Submucosal tumors of the colon are rare and require alertness on the part of the physician for early diagnosis. These tumors may not cause symptoms before attaining large size. In most cases the clinical histories are atypical. Because of the possibility of malignancy, adequate diagnosis and treatment are necessary. This report deals with 25 cases of submucosal tumors of the colon. The tumor series included seven leiomyomas, one granular-cell myoblastoma, two leiomyosarcomas, seven carcinoid tumors, six lipomas, one lymphangioma, and one neurofibroma. Five of the tumors were asymptomatic. The endoscopic appearances of the tumors, although not diagnostic, may give some indications as to their natures. Endoscopic removal is possible, although it is indicated for high-risk patients only. Because submucosal tumors may be malignant, and because differentiation from secondary tumors (metastases) or tumor-like lesions is difficult without histologic examination, complete removal of the tumor is the treatment of choice.

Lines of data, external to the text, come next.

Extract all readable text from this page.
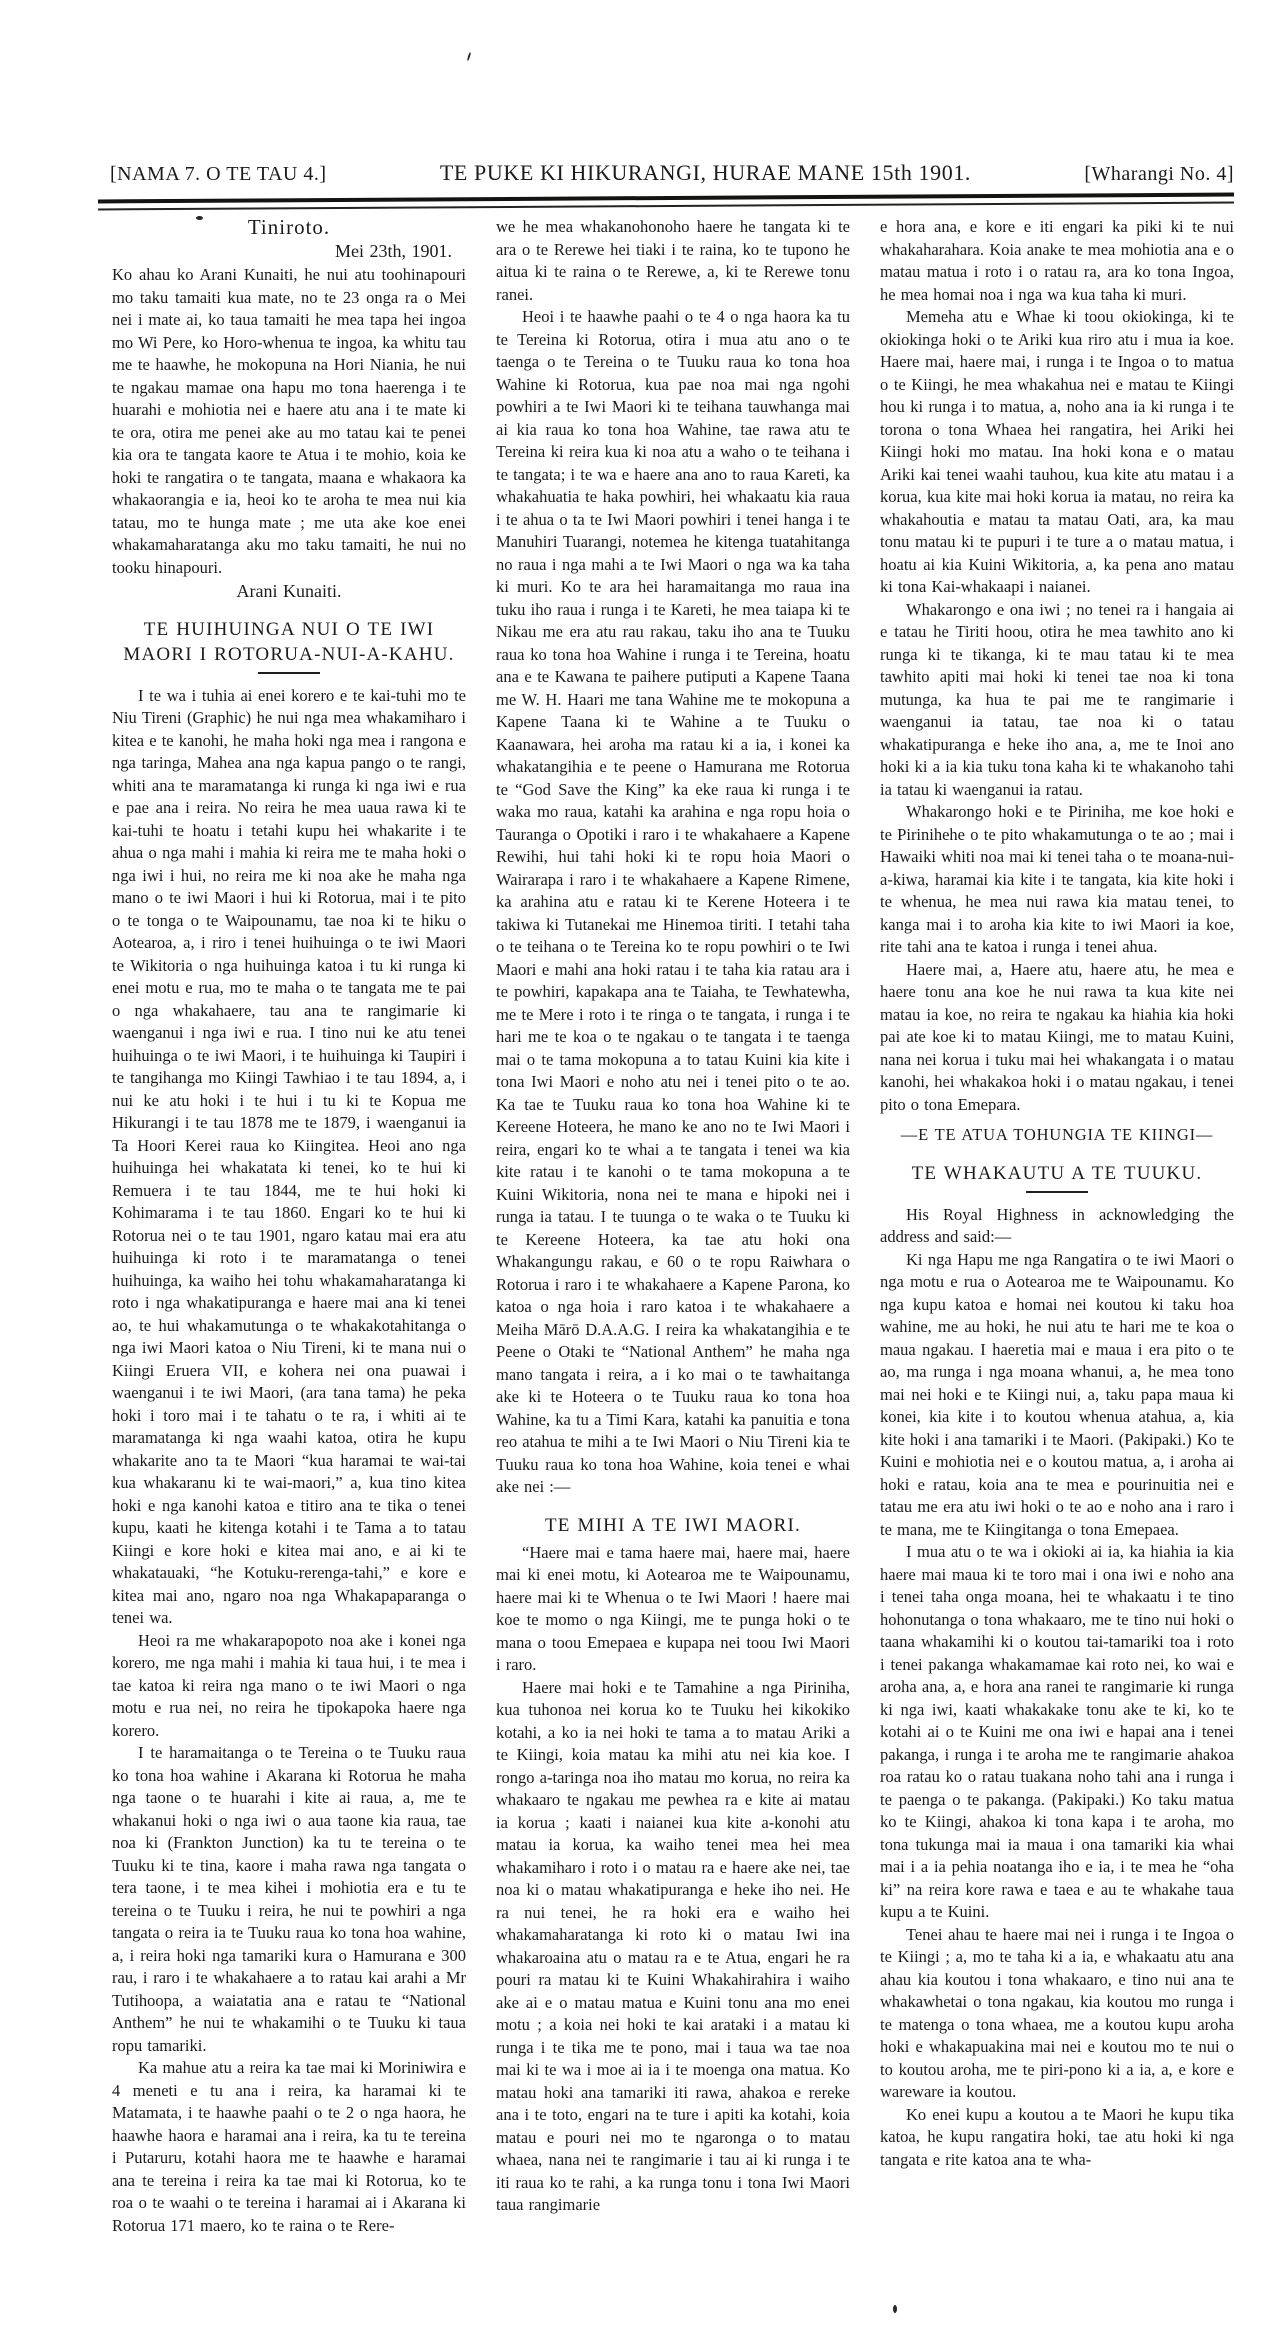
[NAMA 7. O TE TAU 4.]	TE PUKE KI HIKURANGI, HURAE MANE 15th 1901.	[Wharangi No. 4]

Tiniroto.

Mei 23th, 1901.

Ko ahau ko Arani Kunaiti, he nui atu toohinapouri mo taku tamaiti kua mate, no te 23 onga ra o Mei nei i mate ai, ko taua tamaiti he mea tapa hei ingoa mo Wi Pere, ko Horo-whenua te ingoa, ka whitu tau me te haawhe, he mokopuna na Hori Niania, he nui te ngakau mamae ona hapu mo tona haerenga i te huarahi e mohiotia nei e haere atu ana i te mate ki te ora, otira me penei ake au mo tatau kai te penei kia ora te tangata kaore te Atua i te mohio, koia ke hoki te rangatira o te tangata, maana e whakaora ka whakaorangia e ia, heoi ko te aroha te mea nui kia tatau, mo te hunga mate ; me uta ake koe enei whakamaharatanga aku mo taku tamaiti, he nui no tooku hinapouri.

Arani Kunaiti.

TE HUIHUINGA NUI O TE IWI MAORI I ROTORUA-NUI-A-KAHU.

I te wa i tuhia ai enei korero e te kai-tuhi mo te Niu Tireni (Graphic) he nui nga mea whakamiharo i kitea e te kanohi, he maha hoki nga mea i rangona e nga taringa, Mahea ana nga kapua pango o te rangi, whiti ana te maramatanga ki runga ki nga iwi e rua e pae ana i reira. No reira he mea uaua rawa ki te kai-tuhi te hoatu i tetahi kupu hei whakarite i te ahua o nga mahi i mahia ki reira me te maha hoki o nga iwi i hui, no reira me ki noa ake he maha nga mano o te iwi Maori i hui ki Rotorua, mai i te pito o te tonga o te Waipounamu, tae noa ki te hiku o Aotearoa, a, i riro i tenei huihuinga o te iwi Maori te Wikitoria o nga huihuinga katoa i tu ki runga ki enei motu e rua, mo te maha o te tangata me te pai o nga whakahaere, tau ana te rangimarie ki waenganui i nga iwi e rua. I tino nui ke atu tenei huihuinga o te iwi Maori, i te huihuinga ki Taupiri i te tangihanga mo Kiingi Tawhiao i te tau 1894, a, i nui ke atu hoki i te hui i tu ki te Kopua me Hikurangi i te tau 1878 me te 1879, i waenganui ia Ta Hoori Kerei raua ko Kiingitea. Heoi ano nga huihuinga hei whakatata ki tenei, ko te hui ki Remuera i te tau 1844, me te hui hoki ki Kohimarama i te tau 1860. Engari ko te hui ki Rotorua nei o te tau 1901, ngaro katau mai era atu huihuinga ki roto i te maramatanga o tenei huihuinga, ka waiho hei tohu whakamaharatanga ki roto i nga whakatipuranga e haere mai ana ki tenei ao, te hui whakamutunga o te whakakotahitanga o nga iwi Maori katoa o Niu Tireni, ki te mana nui o Kiingi Eruera VII, e kohera nei ona puawai i waenganui i te iwi Maori, (ara tana tama) he peka hoki i toro mai i te tahatu o te ra, i whiti ai te maramatanga ki nga waahi katoa, otira he kupu whakarite ano ta te Maori “kua haramai te wai-tai kua whakaranu ki te wai-maori,” a, kua tino kitea hoki e nga kanohi katoa e titiro ana te tika o tenei kupu, kaati he kitenga kotahi i te Tama a to tatau Kiingi e kore hoki e kitea mai ano, e ai ki te whakatauaki, “he Kotuku-rerenga-tahi,” e kore e kitea mai ano, ngaro noa nga Whakapaparanga o tenei wa.

Heoi ra me whakarapopoto noa ake i konei nga korero, me nga mahi i mahia ki taua hui, i te mea i tae katoa ki reira nga mano o te iwi Maori o nga motu e rua nei, no reira he tipokapoka haere nga korero.

I te haramaitanga o te Tereina o te Tuuku raua ko tona hoa wahine i Akarana ki Rotorua he maha nga taone o te huarahi i kite ai raua, a, me te whakanui hoki o nga iwi o aua taone kia raua, tae noa ki (Frankton Junction) ka tu te tereina o te Tuuku ki te tina, kaore i maha rawa nga tangata o tera taone, i te mea kihei i mohiotia era e tu te tereina o te Tuuku i reira, he nui te powhiri a nga tangata o reira ia te Tuuku raua ko tona hoa wahine, a, i reira hoki nga tamariki kura o Hamurana e 300 rau, i raro i te whakahaere a to ratau kai arahi a Mr Tutihoopa, a waiatatia ana e ratau te “National Anthem” he nui te whakamihi o te Tuuku ki taua ropu tamariki.

Ka mahue atu a reira ka tae mai ki Moriniwira e 4 meneti e tu ana i reira, ka haramai ki te Matamata, i te haawhe paahi o te 2 o nga haora, he haawhe haora e haramai ana i reira, ka tu te tereina i Putaruru, kotahi haora me te haawhe e haramai ana te tereina i reira ka tae mai ki Rotorua, ko te roa o te waahi o te tereina i haramai ai i Akarana ki Rotorua 171 maero, ko te raina o te Rere-

we he mea whakanohonoho haere he tangata ki te ara o te Rerewe hei tiaki i te raina, ko te tupono he aitua ki te raina o te Rerewe, a, ki te Rerewe tonu ranei.

Heoi i te haawhe paahi o te 4 o nga haora ka tu te Tereina ki Rotorua, otira i mua atu ano o te taenga o te Tereina o te Tuuku raua ko tona hoa Wahine ki Rotorua, kua pae noa mai nga ngohi powhiri a te Iwi Maori ki te teihana tauwhanga mai ai kia raua ko tona hoa Wahine, tae rawa atu te Tereina ki reira kua ki noa atu a waho o te teihana i te tangata; i te wa e haere ana ano to raua Kareti, ka whakahuatia te haka powhiri, hei whakaatu kia raua i te ahua o ta te Iwi Maori powhiri i tenei hanga i te Manuhiri Tuarangi, notemea he kitenga tuatahitanga no raua i nga mahi a te Iwi Maori o nga wa ka taha ki muri. Ko te ara hei haramaitanga mo raua ina tuku iho raua i runga i te Kareti, he mea taiapa ki te Nikau me era atu rau rakau, taku iho ana te Tuuku raua ko tona hoa Wahine i runga i te Tereina, hoatu ana e te Kawana te paihere putiputi a Kapene Taana me W. H. Haari me tana Wahine me te mokopuna a Kapene Taana ki te Wahine a te Tuuku o Kaanawara, hei aroha ma ratau ki a ia, i konei ka whakatangihia e te peene o Hamurana me Rotorua te “God Save the King” ka eke raua ki runga i te waka mo raua, katahi ka arahina e nga ropu hoia o Tauranga o Opotiki i raro i te whakahaere a Kapene Rewihi, hui tahi hoki ki te ropu hoia Maori o Wairarapa i raro i te whakahaere a Kapene Rimene, ka arahina atu e ratau ki te Kerene Hoteera i te takiwa ki Tutanekai me Hinemoa tiriti. I tetahi taha o te teihana o te Tereina ko te ropu powhiri o te Iwi Maori e mahi ana hoki ratau i te taha kia ratau ara i te powhiri, kapakapa ana te Taiaha, te Tewhatewha, me te Mere i roto i te ringa o te tangata, i runga i te hari me te koa o te ngakau o te tangata i te taenga mai o te tama mokopuna a to tatau Kuini kia kite i tona Iwi Maori e noho atu nei i tenei pito o te ao. Ka tae te Tuuku raua ko tona hoa Wahine ki te Kereene Hoteera, he mano ke ano no te Iwi Maori i reira, engari ko te whai a te tangata i tenei wa kia kite ratau i te kanohi o te tama mokopuna a te Kuini Wikitoria, nona nei te mana e hipoki nei i runga ia tatau. I te tuunga o te waka o te Tuuku ki te Kereene Hoteera, ka tae atu hoki ona Whakangungu rakau, e 60 o te ropu Raiwhara o Rotorua i raro i te whakahaere a Kapene Parona, ko katoa o nga hoia i raro katoa i te whakahaere a Meiha Mārō D.A.A.G. I reira ka whakatangihia e te Peene o Otaki te “National Anthem” he maha nga mano tangata i reira, a i ko mai o te tawhaitanga ake ki te Hoteera o te Tuuku raua ko tona hoa Wahine, ka tu a Timi Kara, katahi ka panuitia e tona reo atahua te mihi a te Iwi Maori o Niu Tireni kia te Tuuku raua ko tona hoa Wahine, koia tenei e whai ake nei :—

TE MIHI A TE IWI MAORI.

“Haere mai e tama haere mai, haere mai, haere mai ki enei motu, ki Aotearoa me te Waipounamu, haere mai ki te Whenua o te Iwi Maori ! haere mai koe te momo o nga Kiingi, me te punga hoki o te mana o toou Emepaea e kupapa nei toou Iwi Maori i raro.

Haere mai hoki e te Tamahine a nga Piriniha, kua tuhonoa nei korua ko te Tuuku hei kikokiko kotahi, a ko ia nei hoki te tama a to matau Ariki a te Kiingi, koia matau ka mihi atu nei kia koe. I rongo a-taringa noa iho matau mo korua, no reira ka whakaaro te ngakau me pewhea ra e kite ai matau ia korua ; kaati i naianei kua kite a-konohi atu matau ia korua, ka waiho tenei mea hei mea whakamiharo i roto i o matau ra e haere ake nei, tae noa ki o matau whakatipuranga e heke iho nei. He ra nui tenei, he ra hoki era e waiho hei whakamaharatanga ki roto ki o matau Iwi ina whakaroaina atu o matau ra e te Atua, engari he ra pouri ra matau ki te Kuini Whakahirahira i waiho ake ai e o matau matua e Kuini tonu ana mo enei motu ; a koia nei hoki te kai arataki i a matau ki runga i te tika me te pono, mai i taua wa tae noa mai ki te wa i moe ai ia i te moenga ona matua. Ko matau hoki ana tamariki iti rawa, ahakoa e rereke ana i te toto, engari na te ture i apiti ka kotahi, koia matau e pouri nei mo te ngaronga o to matau whaea, nana nei te rangimarie i tau ai ki runga i te iti raua ko te rahi, a ka runga tonu i tona Iwi Maori taua rangimarie

e hora ana, e kore e iti engari ka piki ki te nui whakaharahara. Koia anake te mea mohiotia ana e o matau matua i roto i o ratau ra, ara ko tona Ingoa, he mea homai noa i nga wa kua taha ki muri.

Memeha atu e Whae ki toou okiokinga, ki te okiokinga hoki o te Ariki kua riro atu i mua ia koe. Haere mai, haere mai, i runga i te Ingoa o to matua o te Kiingi, he mea whakahua nei e matau te Kiingi hou ki runga i to matua, a, noho ana ia ki runga i te torona o tona Whaea hei rangatira, hei Ariki hei Kiingi hoki mo matau. Ina hoki kona e o matau Ariki kai tenei waahi tauhou, kua kite atu matau i a korua, kua kite mai hoki korua ia matau, no reira ka whakahoutia e matau ta matau Oati, ara, ka mau tonu matau ki te pupuri i te ture a o matau matua, i hoatu ai kia Kuini Wikitoria, a, ka pena ano matau ki tona Kai-whakaapi i naianei.

Whakarongo e ona iwi ; no tenei ra i hangaia ai e tatau he Tiriti hoou, otira he mea tawhito ano ki runga ki te tikanga, ki te mau tatau ki te mea tawhito apiti mai hoki ki tenei tae noa ki tona mutunga, ka hua te pai me te rangimarie i waenganui ia tatau, tae noa ki o tatau whakatipuranga e heke iho ana, a, me te Inoi ano hoki ki a ia kia tuku tona kaha ki te whakanoho tahi ia tatau ki waenganui ia ratau.

Whakarongo hoki e te Piriniha, me koe hoki e te Pirinihehe o te pito whakamutunga o te ao ; mai i Hawaiki whiti noa mai ki tenei taha o te moana-nui-a-kiwa, haramai kia kite i te tangata, kia kite hoki i te whenua, he mea nui rawa kia matau tenei, to kanga mai i to aroha kia kite to iwi Maori ia koe, rite tahi ana te katoa i runga i tenei ahua.

Haere mai, a, Haere atu, haere atu, he mea e haere tonu ana koe he nui rawa ta kua kite nei matau ia koe, no reira te ngakau ka hiahia kia hoki pai ate koe ki to matau Kiingi, me to matau Kuini, nana nei korua i tuku mai hei whakangata i o matau kanohi, hei whakakoa hoki i o matau ngakau, i tenei pito o tona Emepara.

—E TE ATUA TOHUNGIA TE KIINGI—

TE WHAKAUTU A TE TUUKU.

His Royal Highness in acknowledging the address and said:—

Ki nga Hapu me nga Rangatira o te iwi Maori o nga motu e rua o Aotearoa me te Waipounamu. Ko nga kupu katoa e homai nei koutou ki taku hoa wahine, me au hoki, he nui atu te hari me te koa o maua ngakau. I haeretia mai e maua i era pito o te ao, ma runga i nga moana whanui, a, he mea tono mai nei hoki e te Kiingi nui, a, taku papa maua ki konei, kia kite i to koutou whenua atahua, a, kia kite hoki i ana tamariki i te Maori. (Pakipaki.) Ko te Kuini e mohiotia nei e o koutou matua, a, i aroha ai hoki e ratau, koia ana te mea e pourinuitia nei e tatau me era atu iwi hoki o te ao e noho ana i raro i te mana, me te Kiingitanga o tona Emepaea.

I mua atu o te wa i okioki ai ia, ka hiahia ia kia haere mai maua ki te toro mai i ona iwi e noho ana i tenei taha onga moana, hei te whakaatu i te tino hohonutanga o tona whakaaro, me te tino nui hoki o taana whakamihi ki o koutou tai-tamariki toa i roto i tenei pakanga whakamamae kai roto nei, ko wai e aroha ana, a, e hora ana ranei te rangimarie ki runga ki nga iwi, kaati whakakake tonu ake te ki, ko te kotahi ai o te Kuini me ona iwi e hapai ana i tenei pakanga, i runga i te aroha me te rangimarie ahakoa roa ratau ko o ratau tuakana noho tahi ana i runga i te paenga o te pakanga. (Pakipaki.) Ko taku matua ko te Kiingi, ahakoa ki tona kapa i te aroha, mo tona tukunga mai ia maua i ona tamariki kia whai mai i a ia pehia noatanga iho e ia, i te mea he “oha ki” na reira kore rawa e taea e au te whakahe taua kupu a te Kuini.

Tenei ahau te haere mai nei i runga i te Ingoa o te Kiingi ; a, mo te taha ki a ia, e whakaatu atu ana ahau kia koutou i tona whakaaro, e tino nui ana te whakawhetai o tona ngakau, kia koutou mo runga i te matenga o tona whaea, me a koutou kupu aroha hoki e whakapuakina mai nei e koutou mo te nui o to koutou aroha, me te piri-pono ki a ia, a, e kore e wareware ia koutou.

Ko enei kupu a koutou a te Maori he kupu tika katoa, he kupu rangatira hoki, tae atu hoki ki nga tangata e rite katoa ana te wha-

结肠黏膜下肿瘤较为罕见,需要医生保持警惕以便早期诊断。这些肿瘤在长得很大之前可能不会引起症状。在大多数情况下,临床病史并不典型。由于存在恶变的可能性,进行充分的诊断和治疗很有必要。本报告涉及25例结肠黏膜下肿瘤。肿瘤系列包括7例平滑肌瘤、1例颗粒细胞瘤、2例平滑肌肉瘤、7例类癌肿瘤、6例脂肪瘤、1例淋巴管瘤和1例神经纤维瘤。其中5例肿瘤无症状。肿瘤的内镜表现虽然不能确诊,但可能会对其性质提供一些线索。内镜切除是可行的,不过仅适用于高危患者。由于黏膜下肿瘤可能是恶性的,而且在没有组织学检查的情况下很难与继发性肿瘤(转移瘤)或肿瘤样病变相鉴别,所以完整切除肿瘤是首选的治疗方法。